The order, though, “shall not impede the classification review and/or intelligence assessment by the Office of the Director of National Intelligence (“ODNI”) as described in the Government’s Notice of Receipt of Preliminary Order.”
Andrew McCarthy, a former federal prosecutor himself, told Fox News on Monday that Cannon’s ruling was “potentially explosive” if it led to an executive privilege claim.
“It’s a big win for the Trump team and a potentially explosive ruling if it holds. I would imagine it’s important enough that the government will appeal this immediately,” he said on “Fox News Live.”
“In a nutshell, what happened here is the Justice Department assumed that Trump only had attorney-client privilege, that he did not have executive privilege, or at least to the limited extent that as a former president he maintains executive privilege, it can’t be asserted against the executive branch itself,” the former prosecutor said.
“It’s one thing for the government to have that theory, I think it actually may be a sound theory.
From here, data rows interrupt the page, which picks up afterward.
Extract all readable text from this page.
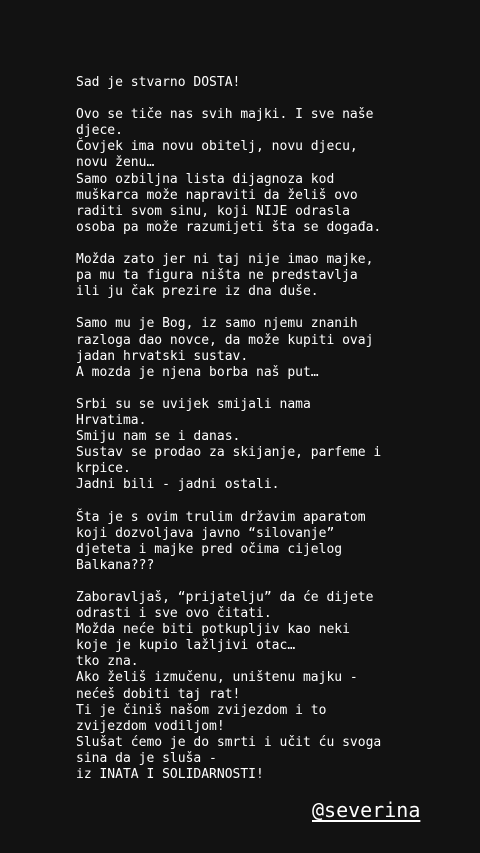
Sad je stvarno DOSTA!
Ovo se tiče nas svih majki. I sve naše
djece.
Čovjek ima novu obitelj, novu djecu,
novu ženu…
Samo ozbiljna lista dijagnoza kod
muškarca može napraviti da želiš ovo
raditi svom sinu, koji NIJE odrasla
osoba pa može razumijeti šta se događa.
Možda zato jer ni taj nije imao majke,
pa mu ta figura ništa ne predstavlja
ili ju čak prezire iz dna duše.
Samo mu je Bog, iz samo njemu znanih
razloga dao novce, da može kupiti ovaj
jadan hrvatski sustav.
A mozda je njena borba naš put…
Srbi su se uvijek smijali nama
Hrvatima.
Smiju nam se i danas.
Sustav se prodao za skijanje, parfeme i
krpice.
Jadni bili - jadni ostali.
Šta je s ovim trulim državim aparatom
koji dozvoljava javno “silovanje”
djeteta i majke pred očima cijelog
Balkana???
Zaboravljaš, “prijatelju” da će dijete
odrasti i sve ovo čitati.
Možda neće biti potkupljiv kao neki
koje je kupio lažljivi otac…
tko zna.
Ako želiš izmučenu, uništenu majku -
nećeš dobiti taj rat!
Ti je činiš našom zvijezdom i to
zvijezdom vodiljom!
Slušat ćemo je do smrti i učit ću svoga
sina da je sluša -
iz INATA I SOLIDARNOSTI!
@severina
The problem is it’s not 100% settled, so I thought it was incumbent on them to get a ruling from the court on that question before they hauled off did what they did, which was have the privilege team go through all the seized documents assuming that Trump only had attorney-client privilege and then allowing all of the potentially executive privileged documents to go to the prosecution team,” he said.
“If it turned out they are privileged, that could taint the prosecutors who reviewed them and it could also taint their investigation because they are now conducting an investigation,” he argued.
“They got these documents two weeks ago, and they have had these documents, the prosecution team has, for about a week. So they have been merrily conducting their investigation with the agents assuming all the documents were appropriate for the investigation. Now the judge is saying hold everything, he may have executive privilege,” he said.